Ширь, бездомного снова
Лоном твоим прими.
Небо какое теперь?
Звезде какой? —
Тысячью церквей
Затянул и тянет мир:
«Со святыми упокой!»
[158]Бесконечно подлинны, плодотворны эти муки, эти корни обезбоженной, но до конца религиозной души. Сколько сил, сколько стального порыва в ней, – недаром сожгла она, сумела сжечь старый мир! О, это не хныканье мертвых плакунов, у коих в сердце мокрицы, – бесплодных и жалких теней в лету ушедшего прошлого. Это – шум бури, это – страдания циклона, крутящегося вокруг себя, взметнувшегося к небу и в брызгах свергающегося с высоты. И, верится, это – заря грядущей вселенской примиренности, обретшей Бога, перерожденной земли…
…И снова, и снова безмерно близка нам мятущаяся душа родины, взыскующая вышнего Града. Горит, сгорает она перед алтарем Неведомому Богу, ищет, не называя, Имя святое, блуждает, но и в блужданиях по-прежнему неизменна, верна себе…
Он или погибнет, как Ницше, или закричит «осанна», как Достоевский, – этот вдохновенно косноязычный поэт русской революции, ее пророк и паяц, упрямый jongleur своей Notre Dame, вместе с нею неустанно творящий ее крестный путь…
Лучше всех сумел запечатлеть он биение стальных сердец, оглушившее изумленный мир. Явственней всех почувствовал ритм громовой эпохи, разбивающей старые скрижали. Ярче всех выразил глубину исканий, самоутверждение бунтарства – и бездну творческих сомнений, льнущих к последнему якорю.

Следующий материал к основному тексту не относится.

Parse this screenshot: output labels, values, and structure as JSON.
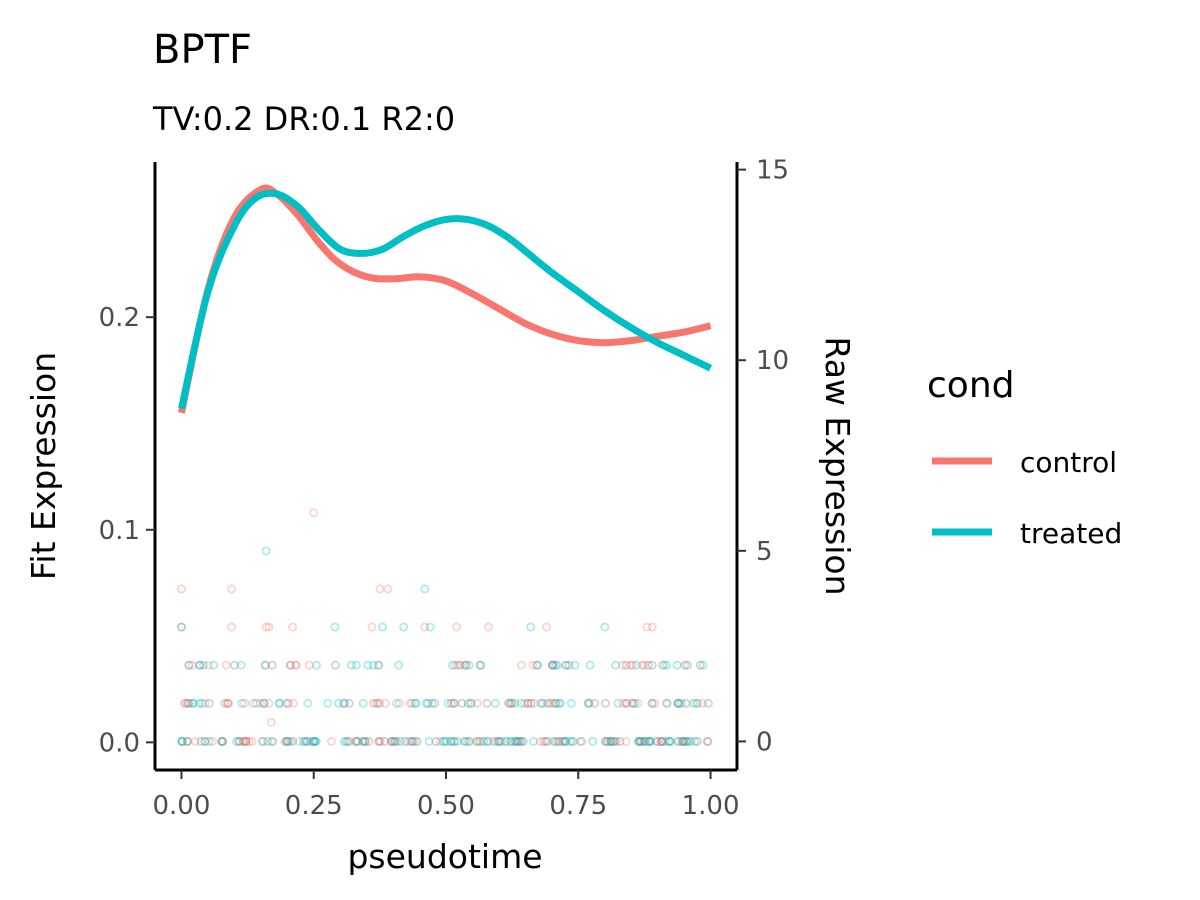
{
  "chart_data": {
    "type": "line",
    "title": "BPTF",
    "subtitle": "TV:0.2 DR:0.1 R2:0",
    "xlabel": "pseudotime",
    "ylabel": "Fit Expression",
    "y2label": "Raw Expression",
    "xlim": [
      -0.05,
      1.05
    ],
    "ylim": [
      -0.013,
      0.273
    ],
    "y2lim": [
      -0.75,
      15.2
    ],
    "x_ticks": [
      "0.00",
      "0.25",
      "0.50",
      "0.75",
      "1.00"
    ],
    "x_tick_values": [
      0,
      0.25,
      0.5,
      0.75,
      1.0
    ],
    "y_ticks": [
      "0.0",
      "0.1",
      "0.2"
    ],
    "y_tick_values": [
      0,
      0.1,
      0.2
    ],
    "y2_ticks": [
      "0",
      "5",
      "10",
      "15"
    ],
    "y2_tick_values": [
      0,
      5,
      10,
      15
    ],
    "grid": false,
    "legend": {
      "title": "cond",
      "placement": "right",
      "entries": [
        "control",
        "treated"
      ]
    },
    "series": [
      {
        "name": "control",
        "color": "#F8766D",
        "x": [
          0,
          0.05,
          0.1,
          0.15,
          0.18,
          0.22,
          0.26,
          0.3,
          0.35,
          0.4,
          0.45,
          0.5,
          0.55,
          0.6,
          0.65,
          0.7,
          0.75,
          0.8,
          0.85,
          0.9,
          0.95,
          1.0
        ],
        "y": [
          0.155,
          0.213,
          0.247,
          0.26,
          0.258,
          0.248,
          0.235,
          0.225,
          0.219,
          0.218,
          0.219,
          0.217,
          0.211,
          0.204,
          0.197,
          0.192,
          0.189,
          0.188,
          0.189,
          0.191,
          0.193,
          0.196
        ]
      },
      {
        "name": "treated",
        "color": "#00BFC4",
        "x": [
          0,
          0.05,
          0.1,
          0.14,
          0.18,
          0.22,
          0.26,
          0.3,
          0.34,
          0.38,
          0.42,
          0.46,
          0.5,
          0.54,
          0.58,
          0.62,
          0.66,
          0.7,
          0.75,
          0.8,
          0.85,
          0.9,
          0.95,
          1.0
        ],
        "y": [
          0.157,
          0.212,
          0.243,
          0.256,
          0.258,
          0.252,
          0.241,
          0.232,
          0.23,
          0.232,
          0.238,
          0.243,
          0.246,
          0.246,
          0.243,
          0.237,
          0.229,
          0.221,
          0.212,
          0.203,
          0.195,
          0.188,
          0.182,
          0.176
        ]
      }
    ],
    "raw_points": {
      "description_units": "pseudotime vs Raw Expression (counts)",
      "control": [
        [
          0.0,
          4
        ],
        [
          0.095,
          4
        ],
        [
          0.25,
          6
        ],
        [
          0.375,
          4
        ],
        [
          0.39,
          4
        ],
        [
          0.17,
          0.5
        ],
        [
          0.0,
          3
        ],
        [
          0.095,
          3
        ],
        [
          0.16,
          3
        ],
        [
          0.165,
          3
        ],
        [
          0.21,
          3
        ],
        [
          0.36,
          3
        ],
        [
          0.46,
          3
        ],
        [
          0.52,
          3
        ],
        [
          0.58,
          3
        ],
        [
          0.69,
          3
        ],
        [
          0.88,
          3
        ],
        [
          0.89,
          3
        ]
      ],
      "treated": [
        [
          0.16,
          5
        ],
        [
          0.46,
          4
        ],
        [
          0.0,
          3
        ],
        [
          0.29,
          3
        ],
        [
          0.38,
          3
        ],
        [
          0.42,
          3
        ],
        [
          0.47,
          3
        ],
        [
          0.66,
          3
        ],
        [
          0.8,
          3
        ]
      ]
    }
  }
}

Да, воистину, так. Жутким посохом Грозного правит ныне суровая русская революция, и, трепеща, повинуются мятежной воле ее. Но придет время и, быть может, уже недалеко оно, – и, как некогда жезл Аарона, расцветет этот посох[159], и склонится притихший мир перед розой живого духа, творческой культуры, явленной народом великих страданий и великой любви…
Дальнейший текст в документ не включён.